Campfire and Battlefield: An Illustrated History of the Great Civil War, by Rossiter Johnson, 1894, reprint, Trident Press, Naples, Florida, 941-649-7077, 552 pages, deluxe edition, $50.
We seem to have an obsessive need to collect objects to help us remember the seminal events of our past, good and bad. Over the years, perceptive entrepreneurs have made healthy livings by selling products to satisfy this need. Some of their greatest moments came courtesy of the Civil War.

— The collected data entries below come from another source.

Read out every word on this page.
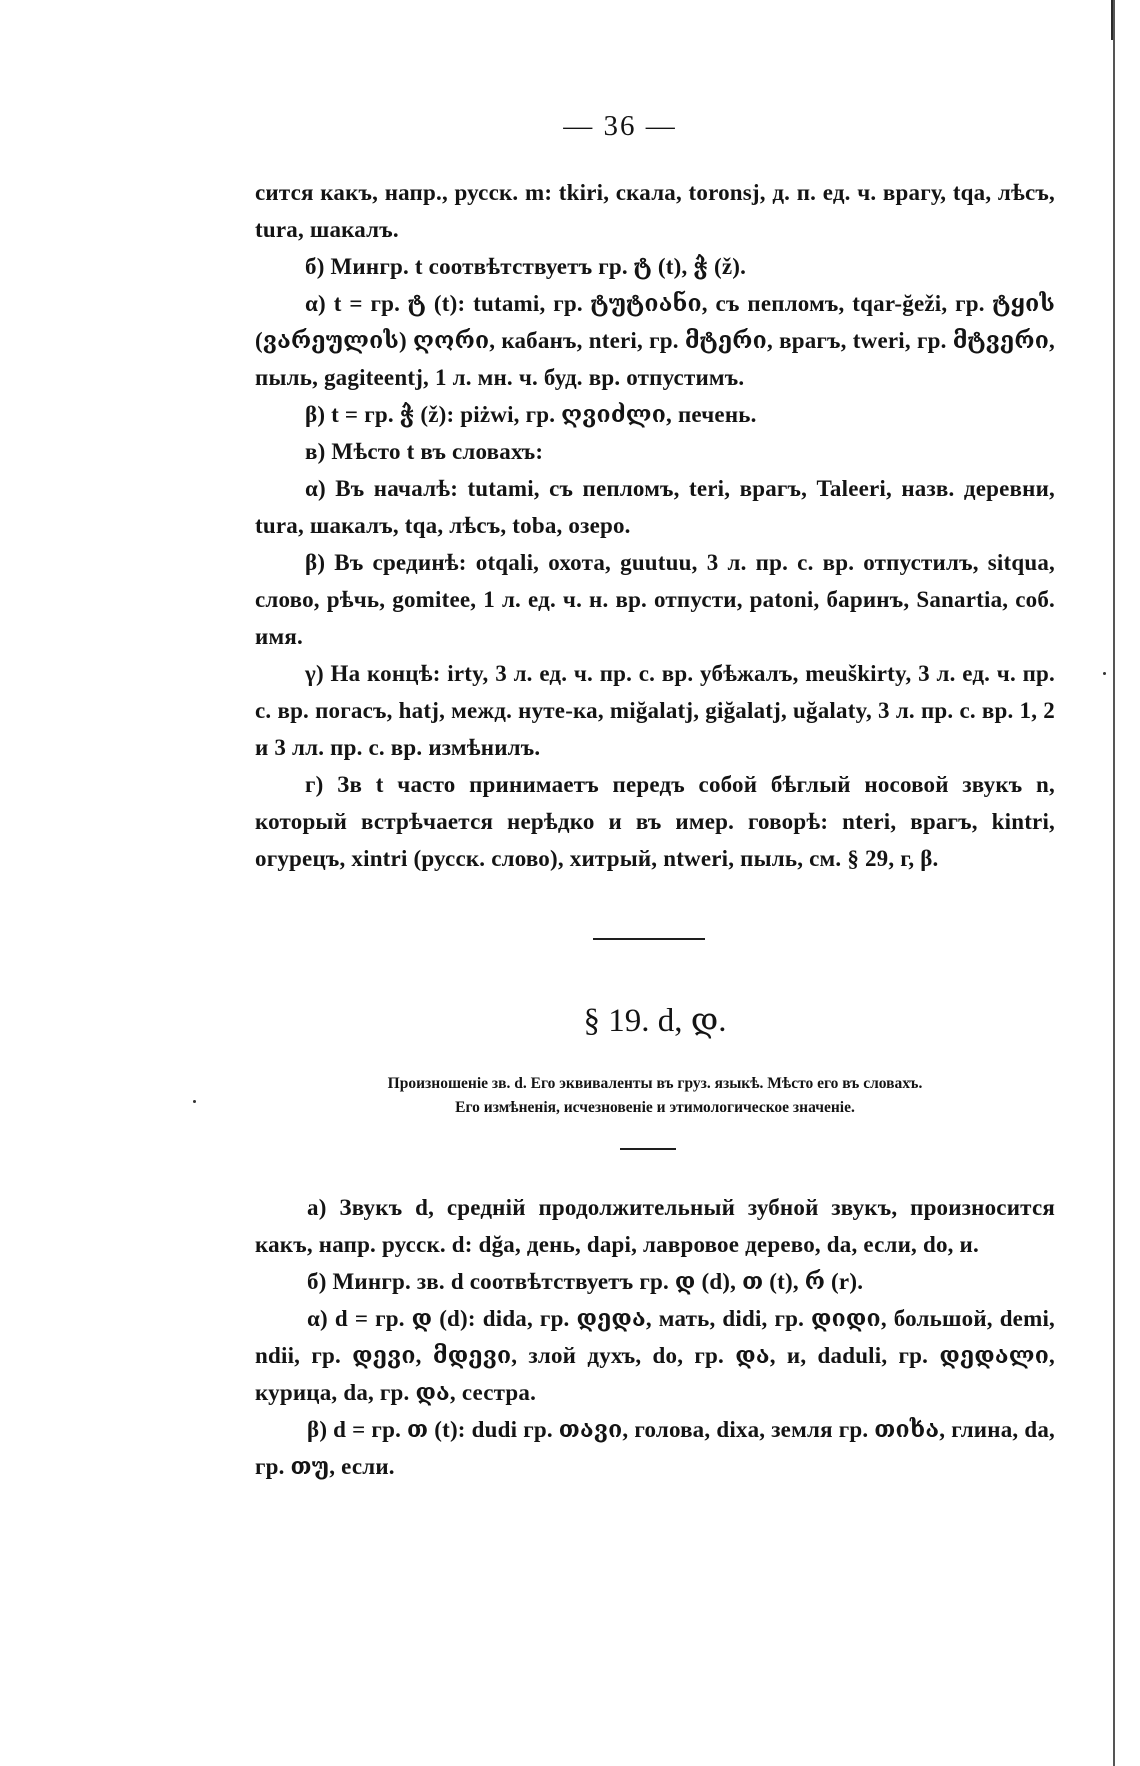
— 36 —

сится какъ, напр., русск. m: tkiri, скала, toronsj, д. п. ед. ч. врагу, tqa, лѣсъ, tura, шакалъ.

б) Мингр. t соотвѣтствуетъ гр. ტ (t), ჭ (ž).

α) t = гр. ტ (t): tutami, гр. ტუტიანი, съ пепломъ, tqar-ğeži, гр. ტყის (ვარეულის) ღორი, кабанъ, nteri, гр. მტერი, врагъ, tweri, гр. მტვერი, пыль, gagiteentj, 1 л. мн. ч. буд. вр. отпустимъ.

β) t = гр. ჭ (ž): piżwi, гр. ღვიძლი, печень.

в) Мѣсто t въ словахъ:

α) Въ началѣ: tutami, съ пепломъ, teri, врагъ, Taleeri, назв. деревни, tura, шакалъ, tqa, лѣсъ, toba, озеро.

β) Въ срединѣ: otqali, охота, guutuu, 3 л. пр. с. вр. отпустилъ, sitqua, слово, рѣчь, gomitee, 1 л. ед. ч. н. вр. отпусти, patoni, баринъ, Sanartia, соб. имя.

γ) На концѣ: irty, 3 л. ед. ч. пр. с. вр. убѣжалъ, meuškirty, 3 л. ед. ч. пр. с. вр. погасъ, hatj, межд. нуте-ка, miğalatj, giğalatj, uğalaty, 3 л. пр. с. вр. 1, 2 и 3 лл. пр. с. вр. измѣнилъ.

г) Зв t часто принимаетъ передъ собой бѣглый носовой звукъ n, который встрѣчается нерѣдко и въ имер. говорѣ: nteri, врагъ, kintri, огурецъ, xintri (русск. слово), хитрый, ntweri, пыль, см. § 29, г, β.

§ 19. d, დ.

Произношеніе зв. d. Его эквиваленты въ груз. языкѣ. Мѣсто его въ словахъ.

Его измѣненія, исчезновеніе и этимологическое значеніе.

а) Звукъ d, средній продолжительный зубной звукъ, произносится какъ, напр. русск. d: dğa, день, dapi, лавровое дерево, da, если, do, и.

б) Мингр. зв. d соотвѣтствуетъ гр. დ (d), თ (t), რ (r).

α) d = гр. დ (d): dida, гр. დედა, мать, didi, гр. დიდი, большой, demi, ndii, гр. დევი, მდევი, злой духъ, do, гр. და, и, daduli, гр. დედალი, курица, da, гр. და, сестра.

β) d = гр. თ (t): dudi гр. თავი, голова, dixa, земля гр. თიხა, глина, da, гр. თუ, если.
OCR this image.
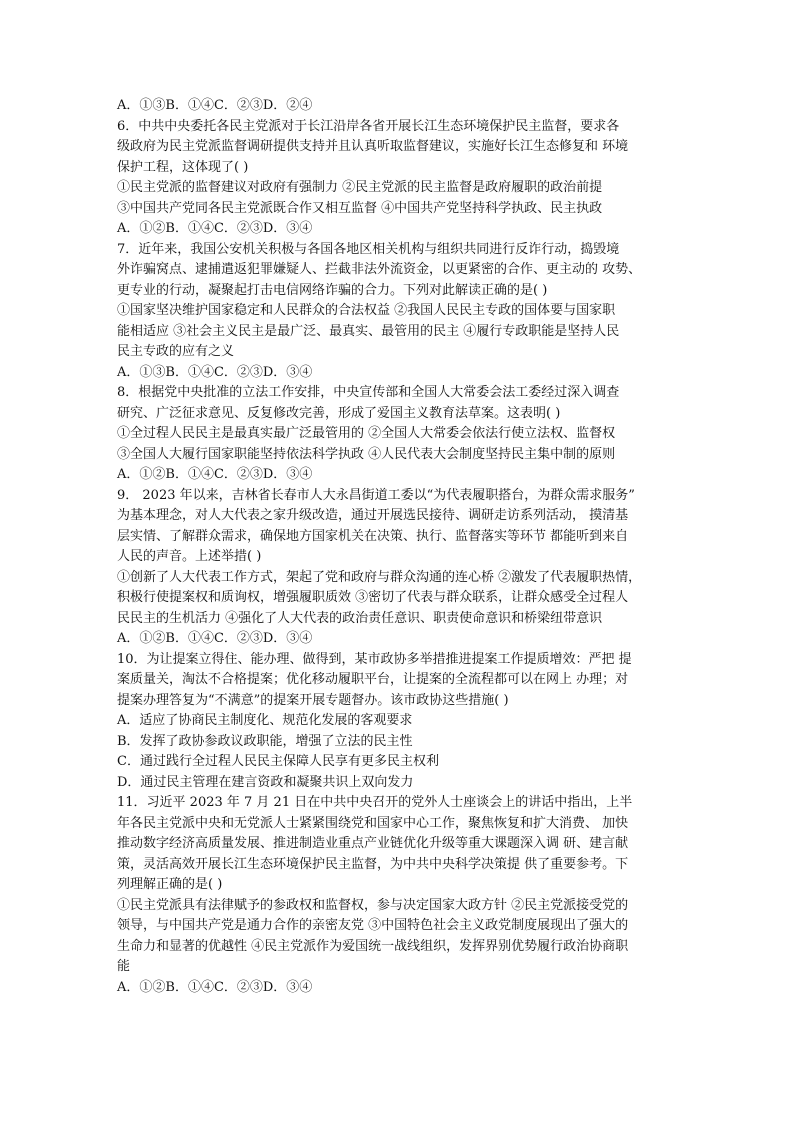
A．①③B．①④C．②③D．②④
6．中共中央委托各民主党派对于长江沿岸各省开展长江生态环境保护民主监督，要求各
级政府为民主党派监督调研提供支持并且认真听取监督建议，实施好长江生态修复和 环境
保护工程，这体现了( )
①民主党派的监督建议对政府有强制力 ②民主党派的民主监督是政府履职的政治前提
③中国共产党同各民主党派既合作又相互监督 ④中国共产党坚持科学执政、民主执政
A．①②B．①④C．②③D．③④
7．近年来，我国公安机关积极与各国各地区相关机构与组织共同进行反诈行动，捣毁境
外诈骗窝点、逮捕遣返犯罪嫌疑人、拦截非法外流资金，以更紧密的合作、更主动的 攻势、
更专业的行动，凝聚起打击电信网络诈骗的合力。下列对此解读正确的是( )
①国家坚决维护国家稳定和人民群众的合法权益 ②我国人民民主专政的国体要与国家职
能相适应 ③社会主义民主是最广泛、最真实、最管用的民主 ④履行专政职能是坚持人民
民主专政的应有之义
A．①③B．①④C．②③D．③④
8．根据党中央批准的立法工作安排，中央宣传部和全国人大常委会法工委经过深入调查
研究、广泛征求意见、反复修改完善，形成了爱国主义教育法草案。这表明( )
①全过程人民民主是最真实最广泛最管用的 ②全国人大常委会依法行使立法权、监督权
③全国人大履行国家职能坚持依法科学执政 ④人民代表大会制度坚持民主集中制的原则
A．①②B．①④C．②③D．③④
9． 2023 年以来，吉林省长春市人大永昌街道工委以“为代表履职搭台，为群众需求服务”
为基本理念，对人大代表之家升级改造，通过开展选民接待、调研走访系列活动， 摸清基
层实情、了解群众需求，确保地方国家机关在决策、执行、监督落实等环节 都能听到来自
人民的声音。上述举措( )
①创新了人大代表工作方式，架起了党和政府与群众沟通的连心桥 ②激发了代表履职热情，
积极行使提案权和质询权，增强履职质效 ③密切了代表与群众联系，让群众感受全过程人
民民主的生机活力 ④强化了人大代表的政治责任意识、职责使命意识和桥梁纽带意识
A．①②B．①④C．②③D．③④
10．为让提案立得住、能办理、做得到，某市政协多举措推进提案工作提质增效：严把 提
案质量关，淘汰不合格提案；优化移动履职平台，让提案的全流程都可以在网上 办理；对
提案办理答复为“不满意”的提案开展专题督办。该市政协这些措施( )
A．适应了协商民主制度化、规范化发展的客观要求
B．发挥了政协参政议政职能，增强了立法的民主性
C．通过践行全过程人民民主保障人民享有更多民主权利
D．通过民主管理在建言资政和凝聚共识上双向发力
11．习近平 2023 年 7 月 21 日在中共中央召开的党外人士座谈会上的讲话中指出，上半
年各民主党派中央和无党派人士紧紧围绕党和国家中心工作，聚焦恢复和扩大消费、 加快
推动数字经济高质量发展、推进制造业重点产业链优化升级等重大课题深入调 研、建言献
策，灵活高效开展长江生态环境保护民主监督，为中共中央科学决策提 供了重要参考。下
列理解正确的是( )
①民主党派具有法律赋予的参政权和监督权，参与决定国家大政方针 ②民主党派接受党的
领导，与中国共产党是通力合作的亲密友党 ③中国特色社会主义政党制度展现出了强大的
生命力和显著的优越性 ④民主党派作为爱国统一战线组织，发挥界别优势履行政治协商职
能
A．①②B．①④C．②③D．③④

Even as the war raged on, businessmen sold newspapers that documented the conflict in words and illustrations, photographs of battles and heroes, and countless mementos made of paper, cloth, and metal. Later, memories of America’s four most formative years found their way into hardcover books. Two of the more famous–and profitable–offerings were the 4-volume Battles and Leaders of the Civil War (1887-1888) and Francis Trevelyan Miller’s 10-volume Photographic History of the Civil War (1911). Another less renowned favorite was Campfire and Battlefield (1894).
Campfire and Battlefield is a narrative history of the war printed on 11-by-13-inch pages that afford ample space for illustrations and photographs of heroes and battlegrounds. Written by Rossiter Johnson, the book includes contributions from the likes of Generals Oliver O. Howard and John B. Gordon, and LaSalle Corbell Pickett, wife of General George Pickett.
Rossiter’s work has been criticized as occasionally overwrought and distortive, but the modern reader would be buying Campfire and Battlefield as a showpiece, not a reference book. Trident Press’s deluxe reprint of the two-inch-thick tome is destined to end up on the coffee table of many a Civil War buff. To judge a book by its cover, it’s a handsome one, decked out in dark-blue silk imprinted with gold-leaf writing and ornamentation.
Examining the substance behind the exquisite facade, some of the photos, illustrations, and text are a bit blurry. To some extent, that’s to be expected when pages are reproduced from old books whose original engravings are long gone.
I’m not sure where the Civil War Times review copy of this book is destined to end up, but I wouldn’t mind it on my coffee table.